L’enquête se veut multilingue et le questionnaire a été distribué en anglais, mais aussi en portugais, espagnol, allemand, italien et en français. Mais la plupart des personnes qui ont répondu (5 278) l’ont fait en anglais. La moyenne d’âge est de 50,5 ans et plus de la moitié était des utilisateurs de Facebook, plus d’un tiers d’Instagram et 11 % de Threads.
92 % de personnes préoccupées
La plupart de ces personnes se disent « très préoccupées » par l’augmentation des contenus violents sur les plateformes de Meta, plus de deux tiers. Et un quart « préoccupées ».

Les attaques contre ces personnes ont notamment ciblé leur orientation sexuelle, leur genre, leur race supposée ou leur ethnie :

Les personnes interrogées (rappelons qu’elles font majoritairement partie des « groupes à caractéristiques protégées ») se sentent pour plus des deux tiers particulièrement vulnérables face aux changements effectués par Meta :

Et elles ont, en majorité, le sentiment d’avoir perdu de la liberté d’expression puisque trois quarts d’entre elles se sentent moins en sécurité pour s’exprimer sur les plateformes de Meta :

Une augmentation des violences sexuelles ou liées au genre
23 % de ces personnes ont subi directement des violences sexuelles ou liées au genre depuis janvier dernier. En bonne partie, cela fait référence à du stalking et du harcèlement. Plus de 500 d’entre elles ont reçu des photos ou vidéos sans leur consentement et plus de 250 ont été victimes de deepfakes pornographiques. D’autres violences comme les sextortions (menace de publier des photos ou des vidéos sexuelles ou dénudées de la personne) ou les diffusions non consenties d’images intimes.
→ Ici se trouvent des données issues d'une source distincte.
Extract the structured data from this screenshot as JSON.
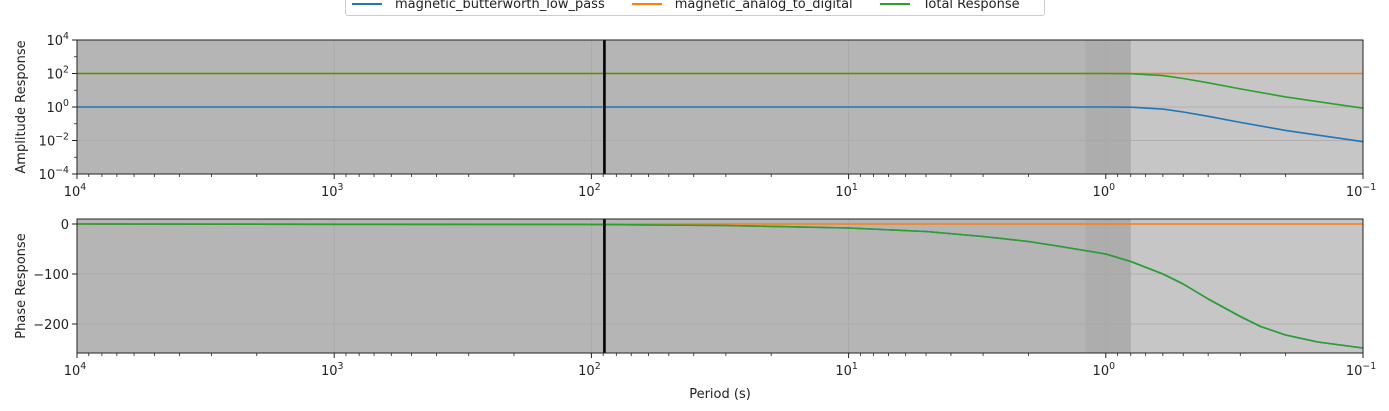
{
  "legend": {
    "items": [
      {
        "name": "magnetic_butterworth_low_pass",
        "color": "#1f77b4"
      },
      {
        "name": "magnetic_analog_to_digital",
        "color": "#ff7f0e"
      },
      {
        "name": "Total Response",
        "color": "#2ca02c"
      }
    ]
  },
  "colors": {
    "background_dark": "#b5b5b5",
    "background_light": "#c6c6c6",
    "band_dark": "#adadad",
    "marker": "#000000"
  },
  "chart_data": [
    {
      "type": "line",
      "panel": "amplitude",
      "xscale": "log",
      "yscale": "log",
      "xlim": [
        10000,
        0.1
      ],
      "ylim": [
        0.0001,
        10000
      ],
      "xlabel": "",
      "ylabel": "Amplitude Response",
      "x_ticks": [
        "10^4",
        "10^3",
        "10^2",
        "10^1",
        "10^0",
        "10^-1"
      ],
      "y_ticks": [
        "10^-4",
        "10^-2",
        "10^0",
        "10^2",
        "10^4"
      ],
      "vertical_marker_x": 89,
      "shaded_band": [
        1.2,
        0.8
      ],
      "grid": true,
      "series": [
        {
          "name": "magnetic_butterworth_low_pass",
          "color": "#1f77b4",
          "points": [
            [
              10000,
              1
            ],
            [
              1,
              1
            ],
            [
              0.8,
              0.97
            ],
            [
              0.6,
              0.75
            ],
            [
              0.5,
              0.5
            ],
            [
              0.4,
              0.28
            ],
            [
              0.3,
              0.12
            ],
            [
              0.2,
              0.04
            ],
            [
              0.1,
              0.0085
            ]
          ]
        },
        {
          "name": "magnetic_analog_to_digital",
          "color": "#ff7f0e",
          "points": [
            [
              10000,
              100
            ],
            [
              0.1,
              100
            ]
          ]
        },
        {
          "name": "Total Response",
          "color": "#2ca02c",
          "points": [
            [
              10000,
              100
            ],
            [
              1,
              100
            ],
            [
              0.8,
              97
            ],
            [
              0.6,
              75
            ],
            [
              0.5,
              50
            ],
            [
              0.4,
              28
            ],
            [
              0.3,
              12
            ],
            [
              0.2,
              4
            ],
            [
              0.1,
              0.85
            ]
          ]
        }
      ]
    },
    {
      "type": "line",
      "panel": "phase",
      "xscale": "log",
      "yscale": "linear",
      "xlim": [
        10000,
        0.1
      ],
      "ylim": [
        -258,
        10
      ],
      "xlabel": "Period (s)",
      "ylabel": "Phase Response",
      "x_ticks": [
        "10^4",
        "10^3",
        "10^2",
        "10^1",
        "10^0",
        "10^-1"
      ],
      "y_ticks": [
        "0",
        "−100",
        "−200"
      ],
      "y_tick_values": [
        0,
        -100,
        -200
      ],
      "vertical_marker_x": 89,
      "shaded_band": [
        1.2,
        0.8
      ],
      "grid": true,
      "series": [
        {
          "name": "magnetic_butterworth_low_pass",
          "color": "#1f77b4",
          "points": [
            [
              10000,
              0
            ],
            [
              1000,
              -0.5
            ],
            [
              100,
              -1
            ],
            [
              30,
              -3
            ],
            [
              10,
              -8
            ],
            [
              5,
              -15
            ],
            [
              3,
              -25
            ],
            [
              2,
              -35
            ],
            [
              1.5,
              -45
            ],
            [
              1,
              -60
            ],
            [
              0.8,
              -75
            ],
            [
              0.6,
              -100
            ],
            [
              0.5,
              -120
            ],
            [
              0.4,
              -150
            ],
            [
              0.3,
              -185
            ],
            [
              0.25,
              -205
            ],
            [
              0.2,
              -222
            ],
            [
              0.15,
              -236
            ],
            [
              0.1,
              -248
            ]
          ]
        },
        {
          "name": "magnetic_analog_to_digital",
          "color": "#ff7f0e",
          "points": [
            [
              10000,
              0
            ],
            [
              0.1,
              0
            ]
          ]
        },
        {
          "name": "Total Response",
          "color": "#2ca02c",
          "points": [
            [
              10000,
              0
            ],
            [
              1000,
              -0.5
            ],
            [
              100,
              -1
            ],
            [
              30,
              -3
            ],
            [
              10,
              -8
            ],
            [
              5,
              -15
            ],
            [
              3,
              -25
            ],
            [
              2,
              -35
            ],
            [
              1.5,
              -45
            ],
            [
              1,
              -60
            ],
            [
              0.8,
              -75
            ],
            [
              0.6,
              -100
            ],
            [
              0.5,
              -120
            ],
            [
              0.4,
              -150
            ],
            [
              0.3,
              -185
            ],
            [
              0.25,
              -205
            ],
            [
              0.2,
              -222
            ],
            [
              0.15,
              -236
            ],
            [
              0.1,
              -248
            ]
          ]
        }
      ]
    }
  ]
}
« Je vois rarement les posts de mes amis maintenant – mon fil d’actualité est rempli d’images obscènes manipulées, de publicités commerciales et de commentaires transphobes, sexistes et violents, même sous des vidéos de chatons. Les menaces de mort ne sont pas supprimées, même lorsqu’elles sont signalées », témoigne une de ces personnes citée par l’association GLAAD (Gay & Lesbian Alliance Against Defamation).
Celle-ci explique que cette enquête est importante, car elle contredit ce que l’entreprise affirme dans ces rapports trimestriels : « Dans son dernier rapport publié le mois dernier, la société a déclaré que, de janvier à avril 2025, « les contenus violents sont restés largement inchangés pour la plupart des domaines problématiques » », explique l’association.
« Mais il est important de noter que ces chiffres sont basés uniquement sur des données internes et restent opaques à tout examen extérieur. Notre enquête se concentre sur les expériences vécues par les utilisateurs eux-mêmes, révélant que l’affaiblissement des politiques n’a pas conduit, comme le prétend Meta, à « plus d’expression et moins d’erreurs », mais plutôt à un environnement plus hostile pour ceux qui sont déjà les plus vulnérables », ajoute-t-elle.
Les trois associations commanditaires demandent à Meta de mettre en place une commission indépendante sur les conséquences des changements mis en place en janvier, de remettre en place des protections robustes contre les discours de haine ainsi que son système de fact-checking pré-existant et enfin de plus impliquer les acteurs de la société civile dans ses délibérations politiques futures.
Comme l’explique l’AFP, l’entreprise de Mark Zuckerberg a refusé de commenter l’enquête.